In 2013, genome scientists from the Boyce Thompson Institute at Cornell University and Shanghai Normal University began assembling spinach cultivars from around the world to probe not only the genome, but transcriptomes as well, to follow gene action. The genome sequence was published May 24 in Nature Communications, providing 168-212-fold coverage (reflecting completeness) and considering 107 cultivated and 13 wild varieties.
Spinach’s closest relative is the smaller-genomed sugar beet and it’s also swapped a few genes with quinoa. About 6.1% of spinach’s genes are found only in it and in beets, and 28.3% of spinach’s genes are unique to it. The genome shows no signs of the vast genome-wide duplications and triplications that spurred the diversification of other flowering plant species.
A BRIEF HISTORY OF SPINACH
Spinach was genetically spun off of a wild relative, Spinacia turkestanica, and the ancestor to those two species was Spinacia tetrandra, a relative 10 times more genetically diverse. An even more distant ancestor was the mustard weed Arabidopsis thaliana, the laboratory darling of plant geneticists. The great spinach-beet divergence transpired about 38.4 million years ago, and spinach somehow acquired all those jumping genes about 1.5 million years ago.

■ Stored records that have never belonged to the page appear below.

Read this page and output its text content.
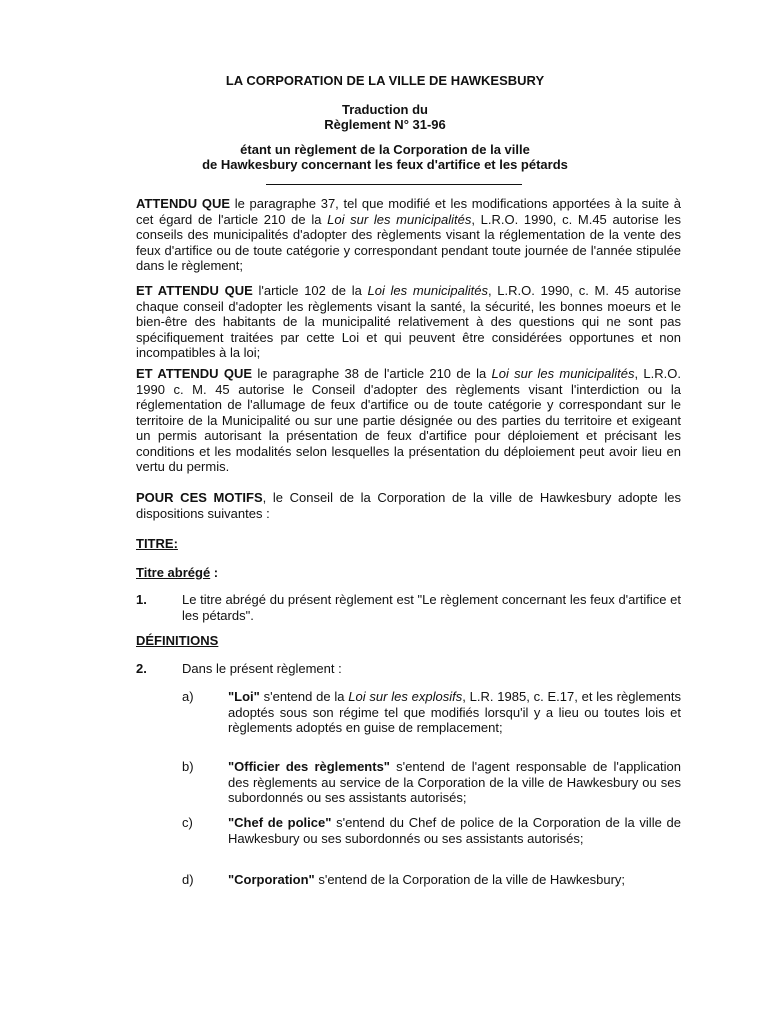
LA CORPORATION DE LA VILLE DE HAWKESBURY
Traduction du
Règlement N° 31-96
étant un règlement de la Corporation de la ville
de Hawkesbury concernant les feux d'artifice et les pétards

ATTENDU QUE le paragraphe 37, tel que modifié et les modifications apportées à la suite à cet égard de l'article 210 de la Loi sur les municipalités, L.R.O. 1990, c. M.45 autorise les conseils des municipalités d'adopter des règlements visant la réglementation de la vente des feux d'artifice ou de toute catégorie y correspondant pendant toute journée de l'année stipulée dans le règlement;

ET ATTENDU QUE l'article 102 de la Loi les municipalités, L.R.O. 1990, c. M. 45 autorise chaque conseil d'adopter les règlements visant la santé, la sécurité, les bonnes moeurs et le bien-être des habitants de la municipalité relativement à des questions qui ne sont pas spécifiquement traitées par cette Loi et qui peuvent être considérées opportunes et non incompatibles à la loi;

ET ATTENDU QUE le paragraphe 38 de l'article 210 de la Loi sur les municipalités, L.R.O. 1990 c. M. 45 autorise le Conseil d'adopter des règlements visant l'interdiction ou la réglementation de l'allumage de feux d'artifice ou de toute catégorie y correspondant sur le territoire de la Municipalité ou sur une partie désignée ou des parties du territoire et exigeant un permis autorisant la présentation de feux d'artifice pour déploiement et précisant les conditions et les modalités selon lesquelles la présentation du déploiement peut avoir lieu en vertu du permis.

POUR CES MOTIFS, le Conseil de la Corporation de la ville de Hawkesbury adopte les dispositions suivantes :

TITRE:
Titre abrégé :
1.	Le titre abrégé du présent règlement est "Le règlement concernant les feux d'artifice et les pétards".

DÉFINITIONS
2.	Dans le présent règlement :

a)	"Loi" s'entend de la Loi sur les explosifs, L.R. 1985, c. E.17, et les règlements adoptés sous son régime tel que modifiés lorsqu'il y a lieu ou toutes lois et règlements adoptés en guise de remplacement;

b)	"Officier des règlements" s'entend de l'agent responsable de l'application des règlements au service de la Corporation de la ville de Hawkesbury ou ses subordonnés ou ses assistants autorisés;

c)	"Chef de police" s'entend du Chef de police de la Corporation de la ville de Hawkesbury ou ses subordonnés ou ses assistants autorisés;

d)	"Corporation" s'entend de la Corporation de la ville de Hawkesbury;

Enter humanity, fairly recently.
Spinach was domesticated a mere 2,000 or so years ago in Persia (Iran), and was brought to China around 600 AD and then to North Africa and Spain about 1100 AD. Spinach spread through Europe and ultimately came to North America with the early colonists. People all over selected their favorite leaf sizes and shapes, yield, and blooming characteristics, gradually fashioning a green that really didn’t change very much.
SIGNS OF SELECTION
Researchers probe genomes for signs of “selective sweeps” – mutations that alter the amino acid sequence of a protein that a gene encodes. A mutation that does so – for example, a DNA triplet of TGA to CGA would change the corresponding amino acid threonine to alanine – can impact evolution, ultimately, if it alters the protein in a way that gives the organism a reproductive advantage. In contrast, a change of TGA to TGT, TGG, or TGC would still encode threonine, and therefore not affect a trait, and so not be subject to natural or artificial selection. (All species use this same genetic code, despite much media misreporting of “human genetic codes.”)
Anyway, even though spinach hasn’t promiscuously swapped its chromosomes with those of other plants, its genome does harbor 93 regions, embracing 261 genes, that indicate “domestication sweeps” of positive selection, reflecting the touch of humanity. Some selected genes affect leaf number and stem lengths. More important are the 193 genes that encode proteins that provide disease resistance, which interestingly affect Toll-like and interleukin receptors, which we also have. Some of the newly-identified spinach genes may suggest ways to protect against the plant’s major pathogen, downy mildew. Aka “late blight,” the infection has devastated California spinach crops and has recently shown up in New York state.
Other genes that have been selected in spinach have to do with an enzyme, fucosidase, involved in sugar metabolism, perhaps heralding the divergence from the old sugar beet relatives. The gene has the catchy name AtFUC1, in honor of relative Arabidopsis thaliana (At).
With politics so much on everyone’s mind these days, I can’t help but think that the story of spinach sends a message that sometimes, things are okay just the way they are. “Change We Can Believe In” and “Make Spinach Great Again” don’t apply to Spinacia oleracea.